ClearChat is the name of our company and also the name of a stand-alone desktop (and eventually mobile) client. The client encrypts messages so that only people participating in a group can read them. Here we discuss how that works.

This is a technical overview of how ClearChat works for those who are interested in specifics. You do not need to read or understand any of this to use ClearChat correctly unless you are the admin for your company in which case you might choose to just read the section on authentication.

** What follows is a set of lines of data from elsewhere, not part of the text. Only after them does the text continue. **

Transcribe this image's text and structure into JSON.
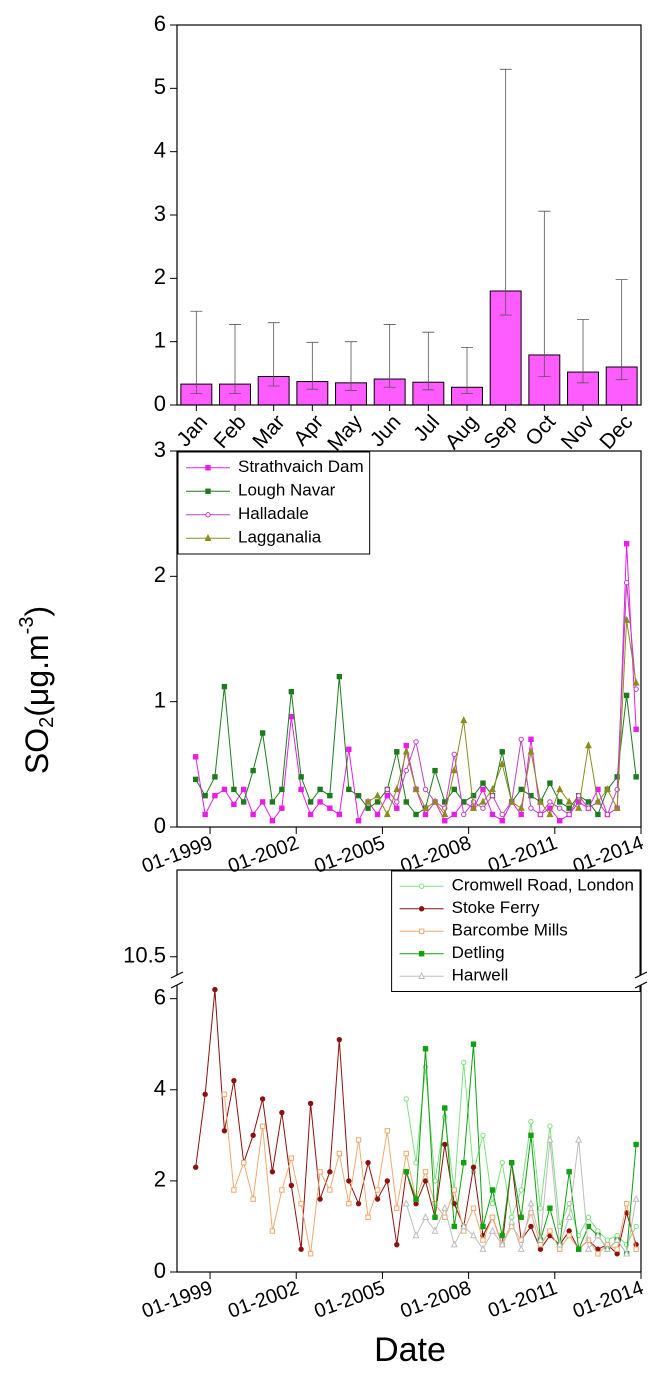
{
  "ylabel": {
    "base": "SO",
    "sub": "2",
    "unit": "(μg.m",
    "sup": "-3",
    "close": ")"
  },
  "chart_data": [
    {
      "type": "bar",
      "color": "#ff5cff",
      "categories": [
        "Jan",
        "Feb",
        "Mar",
        "Apr",
        "May",
        "Jun",
        "Jul",
        "Aug",
        "Sep",
        "Oct",
        "Nov",
        "Dec"
      ],
      "values": [
        0.33,
        0.33,
        0.45,
        0.37,
        0.35,
        0.41,
        0.36,
        0.28,
        1.8,
        0.79,
        0.52,
        0.6
      ],
      "err_plus": [
        1.15,
        0.94,
        0.85,
        0.62,
        0.65,
        0.86,
        0.79,
        0.63,
        3.5,
        2.27,
        0.83,
        1.38
      ],
      "err_minus": [
        0.15,
        0.15,
        0.15,
        0.12,
        0.12,
        0.13,
        0.12,
        0.1,
        0.38,
        0.34,
        0.17,
        0.2
      ],
      "ylim": [
        0,
        6
      ],
      "yticks": [
        0,
        1,
        2,
        3,
        4,
        5,
        6
      ]
    },
    {
      "type": "line",
      "legend": "upper left",
      "xlim": [
        1997.85,
        2014.0
      ],
      "ylim": [
        0,
        3
      ],
      "yticks": [
        0,
        1,
        2,
        3
      ],
      "xticks": [
        {
          "value": 1999,
          "label": "01-1999"
        },
        {
          "value": 2002,
          "label": "01-2002"
        },
        {
          "value": 2005,
          "label": "01-2005"
        },
        {
          "value": 2008,
          "label": "01-2008"
        },
        {
          "value": 2011,
          "label": "01-2011"
        },
        {
          "value": 2014,
          "label": "01-2014"
        }
      ],
      "series": [
        {
          "name": "Strathvaich Dam",
          "color": "#e61ee6",
          "marker": "square",
          "filled": true,
          "x": [
            1998.5,
            1998.83,
            1999.17,
            1999.5,
            1999.83,
            2000.17,
            2000.5,
            2000.83,
            2001.17,
            2001.5,
            2001.83,
            2002.17,
            2002.5,
            2002.83,
            2003.17,
            2003.5,
            2003.83,
            2004.17,
            2004.5,
            2004.83,
            2005.17,
            2005.5,
            2005.83,
            2006.17,
            2006.5,
            2006.83,
            2007.17,
            2007.5,
            2007.83,
            2008.17,
            2008.5,
            2008.83,
            2009.17,
            2009.5,
            2009.83,
            2010.17,
            2010.5,
            2010.83,
            2011.17,
            2011.5,
            2011.83,
            2012.17,
            2012.5,
            2012.83,
            2013.17,
            2013.5,
            2013.83
          ],
          "values": [
            0.56,
            0.1,
            0.25,
            0.3,
            0.18,
            0.3,
            0.1,
            0.2,
            0.05,
            0.15,
            0.88,
            0.3,
            0.1,
            0.2,
            0.15,
            0.1,
            0.62,
            0.05,
            0.2,
            0.1,
            0.25,
            0.15,
            0.65,
            0.3,
            0.1,
            0.2,
            0.05,
            0.1,
            0.2,
            0.15,
            0.3,
            0.1,
            0.05,
            0.2,
            0.1,
            0.7,
            0.1,
            0.15,
            0.05,
            0.1,
            0.2,
            0.15,
            0.3,
            0.1,
            0.15,
            2.26,
            0.78
          ]
        },
        {
          "name": "Lough Navar",
          "color": "#1e7a1e",
          "marker": "square",
          "filled": true,
          "x": [
            1998.5,
            1998.83,
            1999.17,
            1999.5,
            1999.83,
            2000.17,
            2000.5,
            2000.83,
            2001.17,
            2001.5,
            2001.83,
            2002.17,
            2002.5,
            2002.83,
            2003.17,
            2003.5,
            2003.83,
            2004.17,
            2004.5,
            2004.83,
            2005.17,
            2005.5,
            2005.83,
            2006.17,
            2006.5,
            2006.83,
            2007.17,
            2007.5,
            2007.83,
            2008.17,
            2008.5,
            2008.83,
            2009.17,
            2009.5,
            2009.83,
            2010.17,
            2010.5,
            2010.83,
            2011.17,
            2011.5,
            2011.83,
            2012.17,
            2012.5,
            2012.83,
            2013.17,
            2013.5,
            2013.83
          ],
          "values": [
            0.38,
            0.25,
            0.4,
            1.12,
            0.3,
            0.2,
            0.45,
            0.75,
            0.2,
            0.3,
            1.08,
            0.4,
            0.2,
            0.3,
            0.25,
            1.2,
            0.3,
            0.25,
            0.15,
            0.2,
            0.3,
            0.6,
            0.2,
            0.1,
            0.15,
            0.45,
            0.2,
            0.3,
            0.2,
            0.25,
            0.35,
            0.25,
            0.6,
            0.2,
            0.3,
            0.25,
            0.2,
            0.35,
            0.2,
            0.15,
            0.25,
            0.2,
            0.1,
            0.3,
            0.4,
            1.05,
            0.4
          ]
        },
        {
          "name": "Halladale",
          "color": "#c040c0",
          "marker": "circle",
          "filled": false,
          "x": [
            2005.17,
            2005.5,
            2005.83,
            2006.17,
            2006.5,
            2006.83,
            2007.17,
            2007.5,
            2007.83,
            2008.17,
            2008.5,
            2008.83,
            2009.17,
            2009.5,
            2009.83,
            2010.17,
            2010.5,
            2010.83,
            2011.17,
            2011.5,
            2011.83,
            2012.17,
            2012.5,
            2012.83,
            2013.17,
            2013.5,
            2013.83
          ],
          "values": [
            0.3,
            0.2,
            0.45,
            0.68,
            0.3,
            0.2,
            0.15,
            0.58,
            0.1,
            0.2,
            0.15,
            0.25,
            0.1,
            0.2,
            0.7,
            0.15,
            0.1,
            0.2,
            0.15,
            0.1,
            0.25,
            0.15,
            0.2,
            0.1,
            0.3,
            1.95,
            1.1
          ]
        },
        {
          "name": "Lagganalia",
          "color": "#8c8c1e",
          "marker": "triangle",
          "filled": true,
          "x": [
            2004.5,
            2004.83,
            2005.17,
            2005.5,
            2005.83,
            2006.17,
            2006.5,
            2006.83,
            2007.17,
            2007.5,
            2007.83,
            2008.17,
            2008.5,
            2008.83,
            2009.17,
            2009.5,
            2009.83,
            2010.17,
            2010.5,
            2010.83,
            2011.17,
            2011.5,
            2011.83,
            2012.17,
            2012.5,
            2012.83,
            2013.17,
            2013.5,
            2013.83
          ],
          "values": [
            0.2,
            0.25,
            0.1,
            0.3,
            0.6,
            0.3,
            0.15,
            0.2,
            0.1,
            0.45,
            0.85,
            0.15,
            0.2,
            0.3,
            0.5,
            0.2,
            0.15,
            0.6,
            0.2,
            0.1,
            0.3,
            0.2,
            0.15,
            0.65,
            0.2,
            0.3,
            0.15,
            1.65,
            1.15
          ]
        }
      ]
    },
    {
      "type": "line",
      "legend": "upper right",
      "xlabel": "Date",
      "xlim": [
        1997.85,
        2014.0
      ],
      "ylim": [
        0,
        6.3
      ],
      "yticks": [
        0,
        2,
        4,
        6
      ],
      "ybreak_lim": [
        10.1,
        12.4
      ],
      "ybreak_ticks": [
        10.5
      ],
      "xticks": [
        {
          "value": 1999,
          "label": "01-1999"
        },
        {
          "value": 2002,
          "label": "01-2002"
        },
        {
          "value": 2005,
          "label": "01-2005"
        },
        {
          "value": 2008,
          "label": "01-2008"
        },
        {
          "value": 2011,
          "label": "01-2011"
        },
        {
          "value": 2014,
          "label": "01-2014"
        }
      ],
      "series": [
        {
          "name": "Cromwell Road, London",
          "color": "#7de07d",
          "marker": "circle",
          "filled": false,
          "x": [
            2005.83,
            2006.17,
            2006.5,
            2006.83,
            2007.17,
            2007.5,
            2007.83,
            2008.17,
            2008.5,
            2008.83,
            2009.17,
            2009.5,
            2009.83,
            2010.17,
            2010.5,
            2010.83,
            2011.17,
            2011.5,
            2011.83,
            2012.17,
            2012.5,
            2012.83,
            2013.17,
            2013.5,
            2013.83
          ],
          "values": [
            3.8,
            2.4,
            4.5,
            2.0,
            3.4,
            1.8,
            4.6,
            2.2,
            3.0,
            1.5,
            2.4,
            1.2,
            1.8,
            3.3,
            1.4,
            3.2,
            1.0,
            1.5,
            0.8,
            1.2,
            0.9,
            0.7,
            0.8,
            0.6,
            1.0
          ]
        },
        {
          "name": "Stoke Ferry",
          "color": "#8b1010",
          "marker": "circle",
          "filled": true,
          "x": [
            1998.5,
            1998.83,
            1999.17,
            1999.5,
            1999.83,
            2000.17,
            2000.5,
            2000.83,
            2001.17,
            2001.5,
            2001.83,
            2002.17,
            2002.5,
            2002.83,
            2003.17,
            2003.5,
            2003.83,
            2004.17,
            2004.5,
            2004.83,
            2005.17,
            2005.5,
            2005.83,
            2006.17,
            2006.5,
            2006.83,
            2007.17,
            2007.5,
            2007.83,
            2008.17,
            2008.5,
            2008.83,
            2009.17,
            2009.5,
            2009.83,
            2010.17,
            2010.5,
            2010.83,
            2011.17,
            2011.5,
            2011.83,
            2012.17,
            2012.5,
            2012.83,
            2013.17,
            2013.5,
            2013.83
          ],
          "values": [
            2.3,
            3.9,
            6.2,
            3.1,
            4.2,
            2.4,
            3.0,
            3.8,
            2.2,
            3.5,
            1.9,
            0.5,
            3.7,
            1.6,
            2.2,
            5.1,
            2.0,
            1.5,
            2.4,
            1.6,
            2.0,
            0.6,
            2.2,
            1.5,
            2.0,
            1.2,
            2.8,
            1.5,
            1.0,
            2.3,
            0.8,
            1.2,
            0.6,
            2.4,
            0.7,
            1.0,
            0.5,
            0.8,
            0.6,
            0.9,
            0.5,
            0.7,
            0.5,
            0.6,
            0.4,
            1.3,
            0.6
          ]
        },
        {
          "name": "Barcombe Mills",
          "color": "#f0aa70",
          "marker": "square",
          "filled": false,
          "x": [
            1999.5,
            1999.83,
            2000.17,
            2000.5,
            2000.83,
            2001.17,
            2001.5,
            2001.83,
            2002.17,
            2002.5,
            2002.83,
            2003.17,
            2003.5,
            2003.83,
            2004.17,
            2004.5,
            2004.83,
            2005.17,
            2005.5,
            2005.83,
            2006.17,
            2006.5,
            2006.83,
            2007.17,
            2007.5,
            2007.83,
            2008.17,
            2008.5,
            2008.83,
            2009.17,
            2009.5,
            2009.83,
            2010.17,
            2010.5,
            2010.83,
            2011.17,
            2011.5,
            2011.83,
            2012.17,
            2012.5,
            2012.83,
            2013.17,
            2013.5,
            2013.83
          ],
          "values": [
            3.9,
            1.8,
            2.4,
            1.6,
            3.2,
            0.9,
            1.8,
            2.5,
            1.5,
            0.4,
            2.2,
            1.8,
            2.6,
            1.5,
            2.9,
            1.2,
            1.8,
            3.1,
            1.4,
            2.6,
            1.6,
            2.2,
            1.5,
            1.2,
            1.8,
            0.9,
            1.4,
            0.7,
            1.2,
            0.6,
            1.0,
            0.7,
            1.3,
            0.6,
            0.9,
            0.5,
            0.8,
            0.5,
            0.7,
            0.4,
            0.6,
            0.5,
            1.5,
            0.5
          ]
        },
        {
          "name": "Detling",
          "color": "#10a010",
          "marker": "square",
          "filled": true,
          "x": [
            2005.83,
            2006.17,
            2006.5,
            2006.83,
            2007.17,
            2007.5,
            2007.83,
            2008.17,
            2008.5,
            2008.83,
            2009.17,
            2009.5,
            2009.83,
            2010.17,
            2010.5,
            2010.83,
            2011.17,
            2011.5,
            2011.83,
            2012.17,
            2012.5,
            2012.83,
            2013.17,
            2013.5,
            2013.83
          ],
          "values": [
            2.2,
            1.6,
            4.9,
            1.2,
            3.6,
            1.0,
            2.4,
            5.0,
            1.0,
            1.8,
            0.8,
            2.4,
            1.2,
            3.0,
            0.7,
            1.4,
            0.6,
            2.2,
            0.5,
            1.0,
            0.8,
            0.5,
            0.7,
            0.4,
            2.8
          ]
        },
        {
          "name": "Harwell",
          "color": "#bdbdbd",
          "marker": "triangle",
          "filled": false,
          "x": [
            2005.83,
            2006.17,
            2006.5,
            2006.83,
            2007.17,
            2007.5,
            2007.83,
            2008.17,
            2008.5,
            2008.83,
            2009.17,
            2009.5,
            2009.83,
            2010.17,
            2010.5,
            2010.83,
            2011.17,
            2011.5,
            2011.83,
            2012.17,
            2012.5,
            2012.83,
            2013.17,
            2013.5,
            2013.83
          ],
          "values": [
            1.5,
            0.8,
            1.2,
            0.9,
            1.4,
            0.6,
            1.0,
            0.8,
            0.5,
            0.9,
            0.6,
            1.1,
            0.5,
            1.5,
            0.7,
            2.9,
            0.6,
            1.2,
            2.9,
            0.5,
            0.8,
            0.5,
            0.7,
            0.4,
            1.6
          ]
        }
      ]
    }
  ]
}
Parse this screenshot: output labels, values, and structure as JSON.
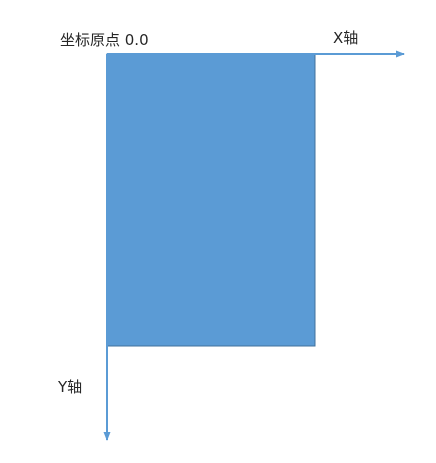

TL;DR  Each message is encrypted then HMAC’d with a randomly generated unique 256 bit key using AES-CTR, hereafter the “AESEphemKey”. Then, for every participant who must receive the message, the AESEphemKey is encrypted with the participant’s 512 bit secp256k1 elliptic curve public key and that encrypted AESEphemKey is added to the top of the ciphertext as a header. The whole thing is signed using ECDSA and SHA256, and then the information is sent to the server and relayed to the receiving clients. Each receiving client checks the signature, finds their header, decrypts the AESEphemKey using their private key, and then decrypts the main ciphertext using this AESEphemKey. Sending files works similarly except that files are split, compressed, encrypted, and sent in pieces to speed things up. Key authentication is taken care of by an admin at your company; if users trust the admin then they do not need to all verify each other’s keys.